Endlich Yasmin, Fox Thomas P, Culwick Martin D, Acott Christopher J
School of Medicine, The University of Adelaide, Adelaide, Australia.
School of Nursing, The University of Adelaide, Adelaide, Australia.
Anaesth Intensive Care. 2024 Sep;52(5):302-313. doi: 10.1177/0310057X241244809. Epub 2024 Aug 31.
Oesophageal intubations are more common than may be realised and can potentially cause significant patient harm even if promptly identified and corrected. Reports of morbidity due to unrecognised oesophageal intubation continue to present in coroner and media reports. Therefore, it would be helpful to identify mechanisms to prevent these events and implement strategies to avoid and identify incorrect endotracheal tube placement. This analysis of oesophageal intubations reported to webAIRS aims to provide an in-depth analysis of all events in which oesophageal intubation occurred. WebAIRS is a web-based, bi-national incident reporting system collecting voluntarily reported anaesthetic events across Australia and New Zealand, with more than 10,500 incidents registered. A structured search through the webAIRS database identified 109 reports of oesophageal intubation reported between July 2009 and September 2022. A common cause of oesophageal intubation was the misidentification of the larynx due to a poor laryngeal view. Desaturation directly attributed to the misplaced endotracheal tube occurred in 43% of all reports. The authors precisely defined early recognised oesophageal intubation and delayed or unrecognised oesophageal intubation. Most reports (74%) described early recognition of the misplaced intubation, of which 27% led to directly contributed to hypoxia. Cardiovascular collapse as a direct consequence of the late recognition of oesophageal intubation was described in five (18%) of these events. There was inconsistency in end-tidal carbon dioxide monitoring and interpretation of the resulting waveform. Findings show that oesophageal intubation continues to be an issue in anaesthesia. Incidents described confusion in diagnosis, human factors issues and cognitive bias. Clear diagnostic guidance and treatment strategies are required to be developed, tested and implemented.

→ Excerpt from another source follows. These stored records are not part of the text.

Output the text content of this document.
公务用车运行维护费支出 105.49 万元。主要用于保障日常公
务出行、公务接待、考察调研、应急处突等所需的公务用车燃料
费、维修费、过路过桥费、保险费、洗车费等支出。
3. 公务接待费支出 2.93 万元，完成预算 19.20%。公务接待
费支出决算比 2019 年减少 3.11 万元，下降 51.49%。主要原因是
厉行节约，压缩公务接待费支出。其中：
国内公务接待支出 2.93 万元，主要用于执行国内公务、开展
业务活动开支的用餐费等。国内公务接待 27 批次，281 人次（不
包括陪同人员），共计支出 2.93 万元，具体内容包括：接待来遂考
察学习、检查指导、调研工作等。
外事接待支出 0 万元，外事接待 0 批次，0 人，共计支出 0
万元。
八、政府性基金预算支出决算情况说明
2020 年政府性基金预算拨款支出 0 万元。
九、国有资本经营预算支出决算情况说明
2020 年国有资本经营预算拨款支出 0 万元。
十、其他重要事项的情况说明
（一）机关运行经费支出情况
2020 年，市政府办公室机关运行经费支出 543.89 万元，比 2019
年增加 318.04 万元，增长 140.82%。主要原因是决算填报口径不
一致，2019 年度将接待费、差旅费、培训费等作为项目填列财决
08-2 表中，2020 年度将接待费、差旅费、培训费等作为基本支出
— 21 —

食管插管比人们意识到的更为常见,即使能及时发现并纠正,也可能对患者造成严重伤害。验尸官报告和媒体报道中仍不断出现因未识别出食管插管而导致发病的案例。因此,确定预防这些事件的机制并实施避免和识别气管内插管错误放置的策略将有所帮助。对报告至网络麻醉事件报告系统(webAIRS)的食管插管案例进行的这项分析,旨在深入分析所有发生食管插管的事件。webAIRS是一个基于网络的双边事件报告系统,收集澳大利亚和新西兰自愿报告的麻醉事件,已登记超过10500起事件。通过对webAIRS数据库进行结构化搜索,确定了2009年7月至2022年9月期间报告的109例食管插管案例。食管插管的一个常见原因是由于喉镜视野不佳而误认喉部。在所有报告中,43%的案例出现了直接归因于气管内插管位置不当的血氧饱和度下降。作者精确界定了早期识别的食管插管以及延迟或未识别的食管插管。大多数报告(74%)描述了对插管位置不当的早期识别,其中27%直接导致了缺氧。在这些事件中有5起(18%)描述了因食管插管识别延迟而直接导致的心血管衰竭。呼气末二氧化碳监测以及对所得波形的解读存在不一致情况。研究结果表明,食管插管在麻醉中仍然是一个问题。案例描述了诊断方面的混乱、人为因素问题和认知偏差。需要制定、测试并实施明确的诊断指南和治疗策略。